Mark Newton, president of Newton Advisors, says Beyond Meat is still best in class.

“Near term, I actually like Beyond Meat much better than anything other in its space. The stock has shown very good signs of acceleration lately,” Newton told CNBC’s “Trading Nation” on Wednesday. “It means that the stock could likely get up to $135, so that’s still about 10% higher.”

“One I don’t like is Tyson Foods. That actually is starting to break down, and my thinking is it gets down to $50 and if not the mid-$40s,” he said. “We saw nearly the highest level of volume this has traded, at least in the last year, on Monday. It traded down about 11 million shares, and it broke down substantially. So, two stocks going exactly in the opposite direction.”

Mark Tepper, president of Strategic Wealth Partners, is not as bullish on Beyond Meat, warning of several headwinds ahead.

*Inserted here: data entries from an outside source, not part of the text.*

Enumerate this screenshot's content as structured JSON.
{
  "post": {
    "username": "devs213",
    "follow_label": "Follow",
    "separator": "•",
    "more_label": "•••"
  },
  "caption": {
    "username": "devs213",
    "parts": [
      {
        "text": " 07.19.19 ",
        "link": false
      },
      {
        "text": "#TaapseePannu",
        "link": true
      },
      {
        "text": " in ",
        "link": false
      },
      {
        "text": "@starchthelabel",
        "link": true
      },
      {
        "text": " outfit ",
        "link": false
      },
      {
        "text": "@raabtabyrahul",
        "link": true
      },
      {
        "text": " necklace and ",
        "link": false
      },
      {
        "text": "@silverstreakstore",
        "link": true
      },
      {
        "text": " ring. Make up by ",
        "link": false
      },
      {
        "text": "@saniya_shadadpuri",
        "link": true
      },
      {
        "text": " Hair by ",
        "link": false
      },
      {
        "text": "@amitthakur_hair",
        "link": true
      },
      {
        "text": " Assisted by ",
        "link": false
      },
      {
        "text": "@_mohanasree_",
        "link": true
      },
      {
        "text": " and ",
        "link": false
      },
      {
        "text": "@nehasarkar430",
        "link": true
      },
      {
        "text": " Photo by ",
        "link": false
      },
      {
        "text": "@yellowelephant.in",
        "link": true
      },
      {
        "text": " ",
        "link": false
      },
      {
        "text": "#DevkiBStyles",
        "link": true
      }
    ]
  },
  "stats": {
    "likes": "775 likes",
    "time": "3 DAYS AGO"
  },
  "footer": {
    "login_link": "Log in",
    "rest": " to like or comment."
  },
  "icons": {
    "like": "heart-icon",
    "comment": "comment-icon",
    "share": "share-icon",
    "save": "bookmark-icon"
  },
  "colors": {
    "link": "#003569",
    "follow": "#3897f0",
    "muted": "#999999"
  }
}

“I’m not crazy about the long-term growth story,” Tepper said during the same segment. “This is probably the deepest recession ever and typically in recessions people rein in their spending and they trade down. And you’re already seeing that happen. So, people are buying more chicken relative to beef because it’s cheaper. And Beyond Meat sells what I would call a premium, premium product. You have organic grass-fed beef, which is a premium product and Beyond Meat is 40% more expensive than that.”

Instead, Tepper is looking to ride the alt-meat wave further down the supply chain. 

“Grocery stores are going to be the clear winner here. Walmart’s the largest grocery store in the world, that’s the way we’d be playing this right now,” said Tepper.

Walmart has risen 4% this year, far better than the 12% decline on the S&P 500

Disclosure: Strategic Wealth Partners holds Walmart.